In this study, we describe two GAN fibroblast explants and identify the underlying mutations in the GAN gene. WG0791 cells contained two different GAN mutant alleles, an intronic mutation near the splice donor site of intron 2 and a missense mutation in exon 3 (I182N). WG0321 cells carried two identical deletion alleles predicted to produce a truncated gigaxonin protein. As revealed by immunocytochemical analysis, both WG0791 and WG0321 cells displayed abnormal vimentin filament aggregation, a phenomenon exacerbated drastically by low-serum treatment. By comparing the expression profiles of these GAN fibroblasts to two normal fibroblasts under low-serum conditions, we found that the GAN cells exhibited defects in lipid metabolism. Unlike normal fibroblasts, which were virtually devoid of lipid droplets under these conditions, GAN fibroblasts accumulated a large number of lipid droplets.

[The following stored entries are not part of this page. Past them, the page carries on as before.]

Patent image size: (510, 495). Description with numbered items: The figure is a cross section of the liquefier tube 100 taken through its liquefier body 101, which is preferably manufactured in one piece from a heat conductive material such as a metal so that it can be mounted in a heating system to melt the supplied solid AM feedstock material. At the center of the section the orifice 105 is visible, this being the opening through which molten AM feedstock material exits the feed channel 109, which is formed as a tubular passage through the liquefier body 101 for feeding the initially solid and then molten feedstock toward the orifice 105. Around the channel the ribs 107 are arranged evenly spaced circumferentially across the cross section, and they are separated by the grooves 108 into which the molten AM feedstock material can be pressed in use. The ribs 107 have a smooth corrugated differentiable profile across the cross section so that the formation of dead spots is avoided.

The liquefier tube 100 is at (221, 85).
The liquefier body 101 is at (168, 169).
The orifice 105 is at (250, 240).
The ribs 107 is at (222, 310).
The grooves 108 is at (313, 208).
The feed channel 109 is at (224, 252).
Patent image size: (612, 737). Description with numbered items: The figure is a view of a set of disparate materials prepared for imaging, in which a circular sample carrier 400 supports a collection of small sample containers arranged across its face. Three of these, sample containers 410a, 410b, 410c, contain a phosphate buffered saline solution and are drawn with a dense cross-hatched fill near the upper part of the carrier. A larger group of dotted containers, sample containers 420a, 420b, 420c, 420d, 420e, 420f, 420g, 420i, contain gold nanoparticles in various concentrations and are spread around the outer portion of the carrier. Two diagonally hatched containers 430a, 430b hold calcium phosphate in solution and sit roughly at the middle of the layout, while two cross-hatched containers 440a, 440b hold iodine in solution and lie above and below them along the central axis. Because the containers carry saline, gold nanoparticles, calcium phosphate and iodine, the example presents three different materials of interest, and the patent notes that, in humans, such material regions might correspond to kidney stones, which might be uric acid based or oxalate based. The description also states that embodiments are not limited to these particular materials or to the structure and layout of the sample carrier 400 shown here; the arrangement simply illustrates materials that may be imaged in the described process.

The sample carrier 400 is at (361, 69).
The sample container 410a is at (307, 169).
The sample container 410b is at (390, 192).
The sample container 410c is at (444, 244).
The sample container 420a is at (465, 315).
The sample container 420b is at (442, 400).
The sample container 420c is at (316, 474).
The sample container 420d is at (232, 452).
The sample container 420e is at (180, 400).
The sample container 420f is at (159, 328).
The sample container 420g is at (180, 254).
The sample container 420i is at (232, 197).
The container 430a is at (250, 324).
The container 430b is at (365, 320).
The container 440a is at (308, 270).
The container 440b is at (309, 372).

The mechanism that caused lipid defects in GAN fibroblasts is not clear but may involve defects in the vimentin IFs. GAN has long been considered a disease of IFs, and earlier studies have shown that vimentin IFs are closely associated with cytoplasmic lipid droplets in normal cells (reviewed in ). Association of vimentin IFs with lipid droplets is most obvious in adipose cells where the vimentin network forms a cage-like structure surrounding the lipid droplets . Similar interactions of vimentin and lipid droplets have also been observed in steroidogenic cells [25-27], and the interaction is probably direct as indicated by in vitro experiments [28,29]. Although the significance of the vimentin-lipid interactions to cellular functions has not been clearly defined, there is evidence to suggest that vimentin IFs play an important role in cholesterol transport. Using human adrenal carcinoma cells with or without vimentin IFs, Sarria et al. showed that there is a direct correlation between the presence of vimentin IFs and the capacity of the cells to utilize lysosomal cholesterol (Sarria et al., 1992). Their studies also indicated that the intracellular movement of low-density-lipoprotein (LDL)-derived cholesterol from the lysosomes to the site of esterification is dependent on vimentin.

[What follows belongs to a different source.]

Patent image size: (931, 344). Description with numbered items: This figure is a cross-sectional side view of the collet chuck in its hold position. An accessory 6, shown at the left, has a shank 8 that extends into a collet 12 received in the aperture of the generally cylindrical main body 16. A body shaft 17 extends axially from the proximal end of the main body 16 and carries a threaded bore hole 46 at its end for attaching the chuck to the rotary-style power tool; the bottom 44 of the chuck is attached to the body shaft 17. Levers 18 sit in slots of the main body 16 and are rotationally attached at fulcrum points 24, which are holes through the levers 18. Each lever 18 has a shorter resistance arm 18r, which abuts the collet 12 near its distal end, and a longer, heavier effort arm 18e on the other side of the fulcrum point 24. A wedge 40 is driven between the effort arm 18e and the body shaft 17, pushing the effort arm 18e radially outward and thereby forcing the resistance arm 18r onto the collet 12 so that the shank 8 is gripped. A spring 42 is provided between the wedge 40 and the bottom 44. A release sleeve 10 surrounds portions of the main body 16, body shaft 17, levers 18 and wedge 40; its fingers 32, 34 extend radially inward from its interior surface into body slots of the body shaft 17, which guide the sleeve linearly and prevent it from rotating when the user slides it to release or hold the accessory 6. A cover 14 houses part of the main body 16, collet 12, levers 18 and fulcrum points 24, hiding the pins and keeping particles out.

Using 3T3-L1 preadipocytes as a model of adipogenesis, vimentin IFs have been shown to be important for lipid droplet accumulation during adipose development . Perturbation of the vimentin network in 3T3-L1 cells during adipose conversion by nocodazole treatment, anti-IF antibody microinjection, or over-expression of a dominant-negative vimentin mutant protein could abolish the formation of lipid storage droplets in the differentiated adipocytes. The impairment appeared to be the result of an increased turnover rate of triglyceride synthesis. However, the significance of vimentin in adipogenesis has been questioned by the studies of vimentin knockout mice. Vimentin-null mice were viable and exhibited no obvious abnormality in adipose development . Importantly, there was no compensatory increase in the expression of another IF protein. Only some minor pathologies were observed in the null mice. Specifically, the glial fibrillary acidic protein network was disrupted in a subset of astrocytes , and the Bergmann fibers of the cerebellar cortex were hypertrophic . Nonetheless, cultured embryonic fibroblasts from vimentin-null mice displayed a significant decrease in the synthesis of glycosphingolipids . The defect appeared to result from impaired intracellular transport of glycolipids and sphingoid bases between the endosomal/lysosomal pathway and the Golgi apparatus and the endoplasmic reticulum. It is therefore possible that, in GAN fibroblasts, mutations of the GAN gene affect the properties of vimentin IFs, leading to perturbation of lipid metabolism and accumulation of lipid droplets. Our observation that some low-serum-treated GAN cells contained vimentin aggregates but no lipid droplets may be explained by an insufficient sensitivity of Oil Red O staining. Alternatively, the cells could still have been in the process of accumulating oil droplets.
How do GAN mutations lead to defects in IF networks? One possible mechanism is through the disruption of MTs, because gigaxonin can affect the degradation of MAP1B, MAP8 and TBCB [11,12,14]. IFs are closely associated with MTs. Disruption of the MT network by nocodazole can cause IFs to collapse into the perinuclear region, and this MT-mediated effect of IFs is more obvious in GAN fibroblasts than in normal fibroblasts . GAN mutations may therefore affect MTs, leading to IF aggregation and ultimately retention of lipid droplets. However, MT disruption with nocodazole did not have an obvious effect on the number of lipid droplets in either mutant or normal fibroblasts (data not shown). These data suggest that IF aggregation may not be linked mechanistically to lipid droplet accumulation in GAN cells, but rather that the observed defects of lipid metabolism in GAN cells are a compound effect of IF/MT perturbation and other gigaxonin-related functions.